First, the surgical philosophy has reversed. Where the historical goal was to retain a remnant that would maintain euthyroidism and avoid lifelong levothyroxine, current practice aims for definitive hypothyroidism via near-total or total thyroidectomy, treating recurrence as the larger clinical and surgical problem (Ross et al., 2016 ATA Guidelines; Sengun et al., 2024). The 2024 Sengun et al. data — recurrence of 0% with total/near-total versus 8% with subtotal, and 18% recurrence when the remnant is ≥4 g — illustrate the trade-off in concrete numbers.
Second, the medical regimen for orbitopathy and dermopathy has changed completely.
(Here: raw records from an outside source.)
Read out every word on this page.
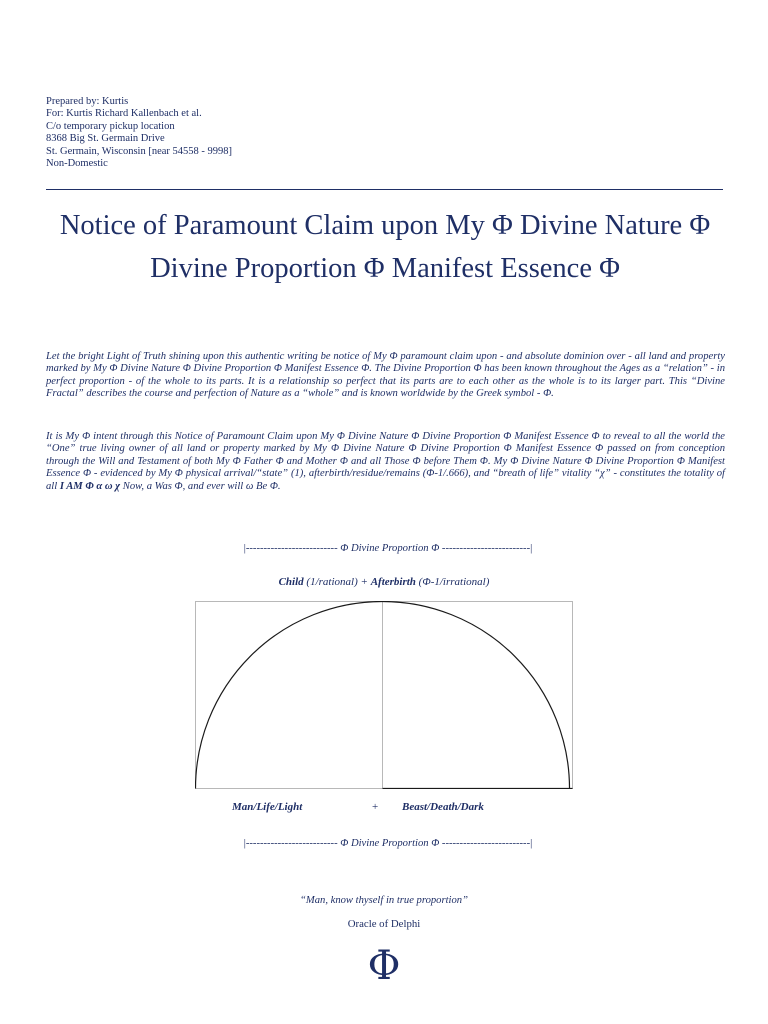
Prepared by: Kurtis
For: Kurtis Richard Kallenbach et al.
C/o temporary pickup location
8368 Big St. Germain Drive
St. Germain, Wisconsin [near 54558 - 9998]
Non-Domestic
Notice of Paramount Claim upon My Φ Divine Nature Φ Divine Proportion Φ Manifest Essence Φ
Let the bright Light of Truth shining upon this authentic writing be notice of My Φ paramount claim upon - and absolute dominion over - all land and property marked by My Φ Divine Nature Φ Divine Proportion Φ Manifest Essence Φ. The Divine Proportion Φ has been known throughout the Ages as a “relation” - in perfect proportion - of the whole to its parts. It is a relationship so perfect that its parts are to each other as the whole is to its larger part. This “Divine Fractal” describes the course and perfection of Nature as a “whole” and is known worldwide by the Greek symbol - Φ.
It is My Φ intent through this Notice of Paramount Claim upon My Φ Divine Nature Φ Divine Proportion Φ Manifest Essence Φ to reveal to all the world the “One” true living owner of all land or property marked by My Φ Divine Nature Φ Divine Proportion Φ Manifest Essence Φ passed on from conception through the Will and Testament of both My Φ Father Φ and Mother Φ and all Those Φ before Them Φ. My Φ Divine Nature Φ Divine Proportion Φ Manifest Essence Φ - evidenced by My Φ physical arrival/“state” (1), afterbirth/residue/remains (Φ-1/.666), and “breath of life” vitality “χ” - constitutes the totality of all I AM Φ α ω χ Now, a Was Φ, and ever will ω Be Φ.
|-------------------------- Φ Divine Proportion Φ -------------------------|
Child (1/rational) + Afterbirth (Φ-1/irrational)
Man/Life/Light	+ Beast/Death/Dark
|-------------------------- Φ Divine Proportion Φ -------------------------|
“Man, know thyself in true proportion”
Oracle of Delphi
Φ
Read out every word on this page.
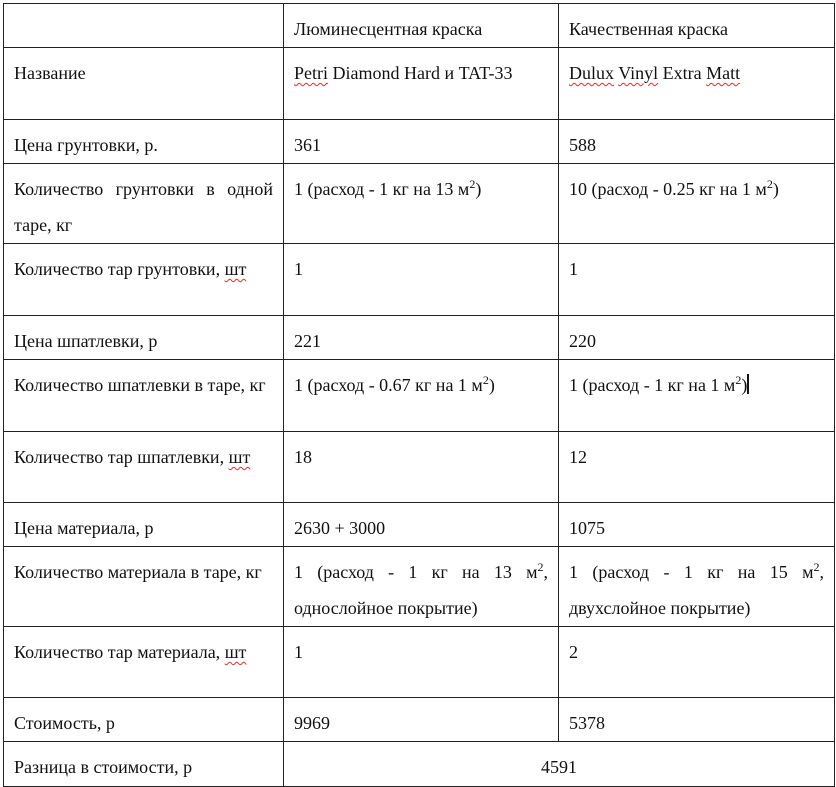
	Люминесцентная краска	Качественная краска
Название	Petri Diamond Hard и TAT-33	Dulux Vinyl Extra Matt
Цена грунтовки, р.	361	588
Количество грунтовки в одной таре, кг	1 (расход - 1 кг на 13 $м^2$)	10 (расход - 0.25 кг на 1 $м^2$)
Количество тар грунтовки, шт	1	1
Цена шпатлевки, р	221	220
Количество шпатлевки в таре, кг	1 (расход - 0.67 кг на 1 $м^2$)	1 (расход - 1 кг на 1 $м^2$)
Количество тар шпатлевки, шт	18	12
Цена материала, р	2630 + 3000	1075
Количество материала в таре, кг	1 (расход - 1 кг на 13 $м^2$, однослойное покрытие)	1 (расход - 1 кг на 15 $м^2$, двухслойное покрытие)
Количество тар материала, шт	1	2
Стоимость, р	9969	5378
Разница в стоимости, р	4591	
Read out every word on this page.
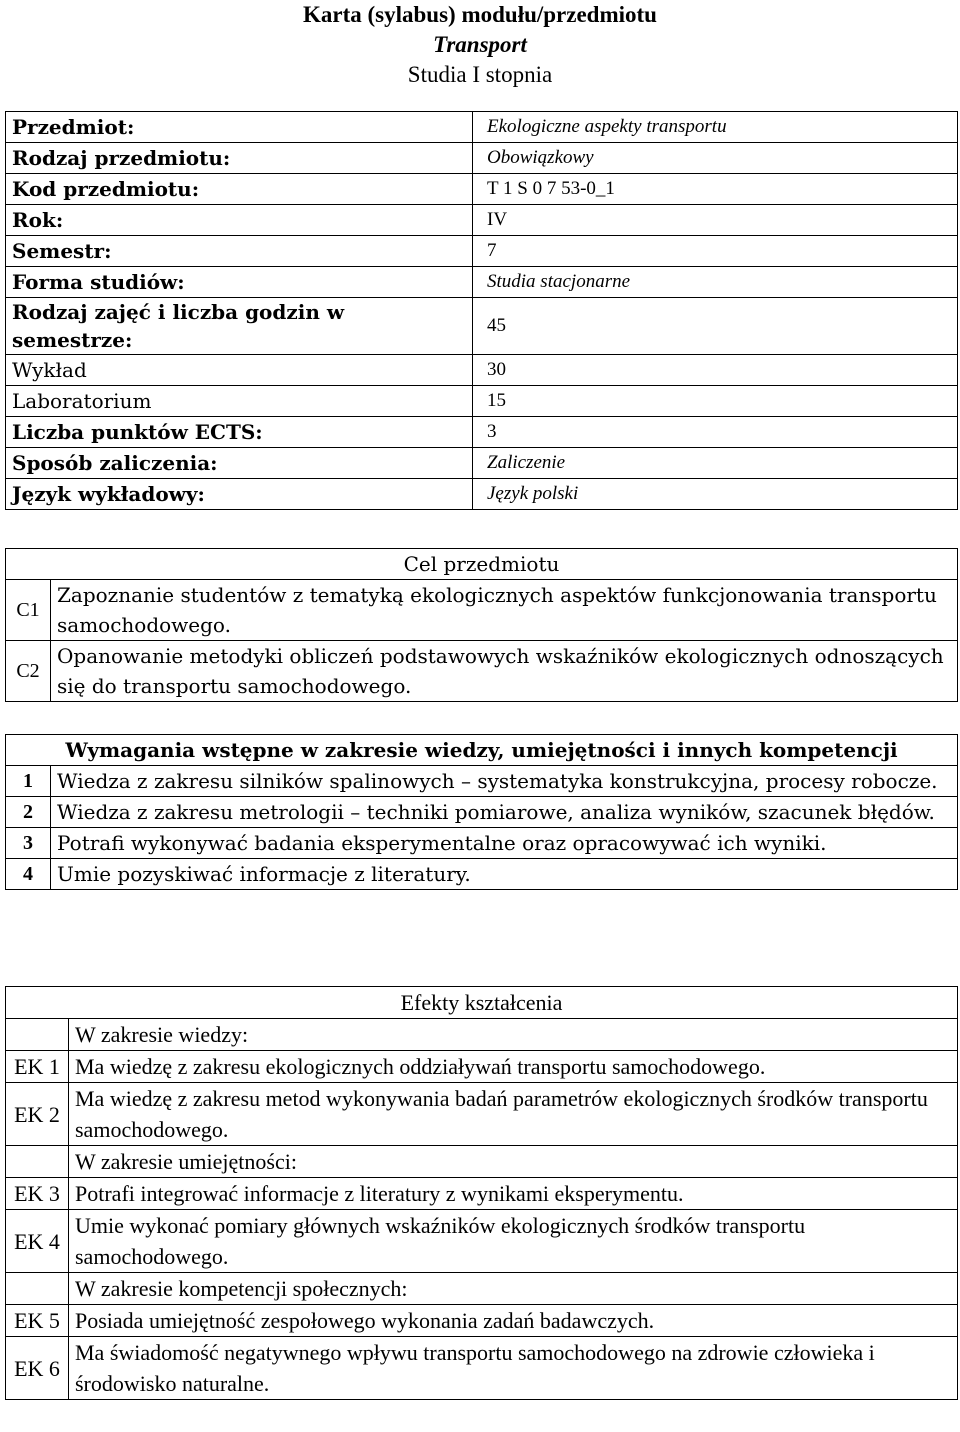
Karta (sylabus) modułu/przedmiotu
Transport
Studia I stopnia
Przedmiot:	Ekologiczne aspekty transportu
Rodzaj przedmiotu:	Obowiązkowy
Kod przedmiotu:	T 1 S 0 7 53-0_1
Rok:	IV
Semestr:	7
Forma studiów:	Studia stacjonarne
Rodzaj zajęć i liczba godzin w semestrze:	45
Wykład	30
Laboratorium	15
Liczba punktów ECTS:	3
Sposób zaliczenia:	Zaliczenie
Język wykładowy:	Język polski
Cel przedmiotu	
C1	Zapoznanie studentów z tematyką ekologicznych aspektów funkcjonowania transportu samochodowego.
C2	Opanowanie metodyki obliczeń podstawowych wskaźników ekologicznych odnoszących się do transportu samochodowego.
Wymagania wstępne w zakresie wiedzy, umiejętności i innych kompetencji	
1	Wiedza z zakresu silników spalinowych – systematyka konstrukcyjna, procesy robocze.
2	Wiedza z zakresu metrologii – techniki pomiarowe, analiza wyników, szacunek błędów.
3	Potrafi wykonywać badania eksperymentalne oraz opracowywać ich wyniki.
4	Umie pozyskiwać informacje z literatury.
Efekty kształcenia	
	W zakresie wiedzy:
EK 1	Ma wiedzę z zakresu ekologicznych oddziaływań transportu samochodowego.
EK 2	Ma wiedzę z zakresu metod wykonywania badań parametrów ekologicznych środków transportu samochodowego.
	W zakresie umiejętności:
EK 3	Potrafi integrować informacje z literatury z wynikami eksperymentu.
EK 4	Umie wykonać pomiary głównych wskaźników ekologicznych środków transportu samochodowego.
	W zakresie kompetencji społecznych:
EK 5	Posiada umiejętność zespołowego wykonania zadań badawczych.
EK 6	Ma świadomość negatywnego wpływu transportu samochodowego na zdrowie człowieka i środowisko naturalne.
The patient in this case received prednisone and cyclophosphamide for severe dermopathy; current practice would substitute risk-factor control, IV methylprednisolone with mycophenolate for active moderate-to-severe orbitopathy, teprotumumab for selected refractory or severe TED, and topical/intralesional steroids with compression for pretibial myxedema (Bartalena et al., 2021 EUGOGO; FDA Teprotumumab Summary Review, 2020). It is also notable that thyroidectomy alone does not reliably halt or reverse orbitopathy, as illustrated by the persistence of eye and skin disease in this case at follow-up; early surgery may, however, improve response to immunosuppressive therapy in moderate-to-severe active disease (Bartalena et al., 2021 EUGOGO).
Third, the diagnostic workup is now driven by sensitive TSH and TRAb rather than the T3-uptake/FTI panel used historically (Bartalena et al., 2021 EUGOGO). For this patient, a TRAb level would today be measured at diagnosis and could inform prognosis for both hyperthyroidism remission and orbitopathy course.
Conclusion
Near-total or total thyroidectomy is the contemporary surgical procedure of choice for Graves’ disease, performed by a high-volume surgeon after structured preoperative preparation with a thionamide (methimazole or its prodrug carbimazole — propylthiouracil in the first trimester of pregnancy), a beta-blocker, and Lugol’s solution or SSKI for 7–10 days. Lifelong levothyroxine replacement, titrated to TSH, is the planned and accepted outcome. Graves’ orbitopathy is managed alongside surgery using the EUGOGO algorithm, with teprotumumab as a major recent addition. Subtotal thyroidectomy, as performed in the historical case described above, retains educational value as an example of an earlier paradigm but is no longer recommended as a first-choice operation for Graves’ disease (Ross et al., 2016 ATA Guidelines; American Thyroid Association, “Surgical Management of Graves’ Disease”; Smithson et al., 2019; Sengun et al., 2024; Bartalena et al., 2021 EUGOGO).